Repetition and the Entanglement Of Other Things
In Mind and Out of Sight: Of Forgetting
Getting retrospective with my photographic history of late is getting somewhat entangled with my study of the wild man. One question regards the descriptions of emotions in the text. Never an easy issue to work out, why an emotional sense is deployed, descriptively, it’s relationship may lie in wider cultural concerns, rather than with an attempt to describe how a culture views its internal state.
See if I can untangle and note some correspondence in a somewhat mundane way.
I can’t say I have ever lost myself in a major battle and experienced vision of God resulting in complete transformation. I did however recently forget to buy a loaf of bread. I can also reasonable date that act to this moment when I became distracted by a lamp post just across the street from Scotmid supermarket.
Looking at the shot retrospectively, its useful and I have learned something from it, how to deal with the rather flat lightning conditions that are common in my environment.
I don’t need to note where the shot was taken, it’s a useful location, I wont forget it. The memory is further reinforced by humor. Returning home I edited this shot and remembered in a flash that I had forgotten the bread. A fact my son would not be to happy about.
Second Sight of an Object.
Laughter reminded me that my act of forgetting was directly related to becoming absorbed in my environment.
Absorption is the emotional state that my medieval texts focus on as a point of transformation of self, they also display an interest in alterations to the visual processes and relate it to memory.
Its a form of sight that throughout its history has an intimate relationship with the negotiation of identity.
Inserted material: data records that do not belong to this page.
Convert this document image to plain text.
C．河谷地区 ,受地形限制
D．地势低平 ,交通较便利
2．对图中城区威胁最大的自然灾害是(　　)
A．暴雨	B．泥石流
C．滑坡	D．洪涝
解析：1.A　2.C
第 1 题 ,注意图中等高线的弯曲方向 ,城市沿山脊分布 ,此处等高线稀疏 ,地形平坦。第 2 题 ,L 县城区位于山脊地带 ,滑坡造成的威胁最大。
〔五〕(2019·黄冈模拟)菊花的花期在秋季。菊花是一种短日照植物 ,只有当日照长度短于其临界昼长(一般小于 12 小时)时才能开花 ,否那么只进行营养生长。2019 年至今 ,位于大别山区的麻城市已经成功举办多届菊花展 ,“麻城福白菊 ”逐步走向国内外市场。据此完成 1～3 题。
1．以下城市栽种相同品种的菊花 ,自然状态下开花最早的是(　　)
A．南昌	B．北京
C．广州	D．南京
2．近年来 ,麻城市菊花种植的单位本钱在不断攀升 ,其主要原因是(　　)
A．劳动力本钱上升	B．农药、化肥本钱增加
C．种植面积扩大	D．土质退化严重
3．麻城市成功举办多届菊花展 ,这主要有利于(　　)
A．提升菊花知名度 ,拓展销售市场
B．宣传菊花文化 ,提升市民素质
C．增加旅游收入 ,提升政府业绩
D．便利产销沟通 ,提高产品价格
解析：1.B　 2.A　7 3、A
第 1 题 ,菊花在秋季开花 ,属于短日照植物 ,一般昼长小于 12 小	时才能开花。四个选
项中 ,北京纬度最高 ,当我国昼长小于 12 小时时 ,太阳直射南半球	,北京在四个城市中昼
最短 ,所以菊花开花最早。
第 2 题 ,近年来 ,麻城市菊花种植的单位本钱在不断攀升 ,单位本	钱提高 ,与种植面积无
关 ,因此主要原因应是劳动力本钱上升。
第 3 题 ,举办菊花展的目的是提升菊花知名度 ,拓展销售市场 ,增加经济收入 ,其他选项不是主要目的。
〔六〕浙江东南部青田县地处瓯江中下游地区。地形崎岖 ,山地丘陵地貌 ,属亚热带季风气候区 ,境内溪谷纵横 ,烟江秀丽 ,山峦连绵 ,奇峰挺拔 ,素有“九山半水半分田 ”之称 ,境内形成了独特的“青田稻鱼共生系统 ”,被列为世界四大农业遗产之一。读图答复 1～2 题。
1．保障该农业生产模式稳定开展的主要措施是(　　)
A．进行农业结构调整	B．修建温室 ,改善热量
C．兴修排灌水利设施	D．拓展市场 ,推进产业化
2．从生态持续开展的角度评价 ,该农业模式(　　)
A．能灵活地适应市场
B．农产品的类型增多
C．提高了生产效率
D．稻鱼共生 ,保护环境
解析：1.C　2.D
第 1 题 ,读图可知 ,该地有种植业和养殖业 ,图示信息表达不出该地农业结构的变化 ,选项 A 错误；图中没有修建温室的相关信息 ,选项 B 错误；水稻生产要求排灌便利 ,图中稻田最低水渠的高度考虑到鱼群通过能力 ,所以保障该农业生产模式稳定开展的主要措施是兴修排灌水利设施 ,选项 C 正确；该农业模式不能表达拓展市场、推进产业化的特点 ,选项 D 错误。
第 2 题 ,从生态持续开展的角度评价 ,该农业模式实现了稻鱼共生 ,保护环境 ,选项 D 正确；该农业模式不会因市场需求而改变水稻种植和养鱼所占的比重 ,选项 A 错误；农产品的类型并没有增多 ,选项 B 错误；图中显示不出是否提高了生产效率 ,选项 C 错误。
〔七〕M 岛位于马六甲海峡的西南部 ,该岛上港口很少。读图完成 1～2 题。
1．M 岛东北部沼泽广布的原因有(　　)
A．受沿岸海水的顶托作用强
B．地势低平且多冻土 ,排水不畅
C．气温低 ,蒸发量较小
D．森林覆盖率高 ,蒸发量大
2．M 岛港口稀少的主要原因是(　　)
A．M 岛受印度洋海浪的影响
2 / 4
In early modern Scotland the exploration of these ‘species’ of sight and sound with their distinctive altered sense of time were viewed as potentially leading to a new branch of philosophy. A project and a potential wealth of empirical data, lost to the renegotiation of identity in this period, as such subjects were not within the vision of the new, emergent empirical sciences.
Its identity would be forged in the forgetting of such things, memorializing and catching sight of it only in its laughter.
Trained in ethnology in the frozen North with its entangled relationship with history and psychology, I have a distinctly Scottish sense of humor in regard to the subject, as it is a part of who I am and where I come from. The history of my subject.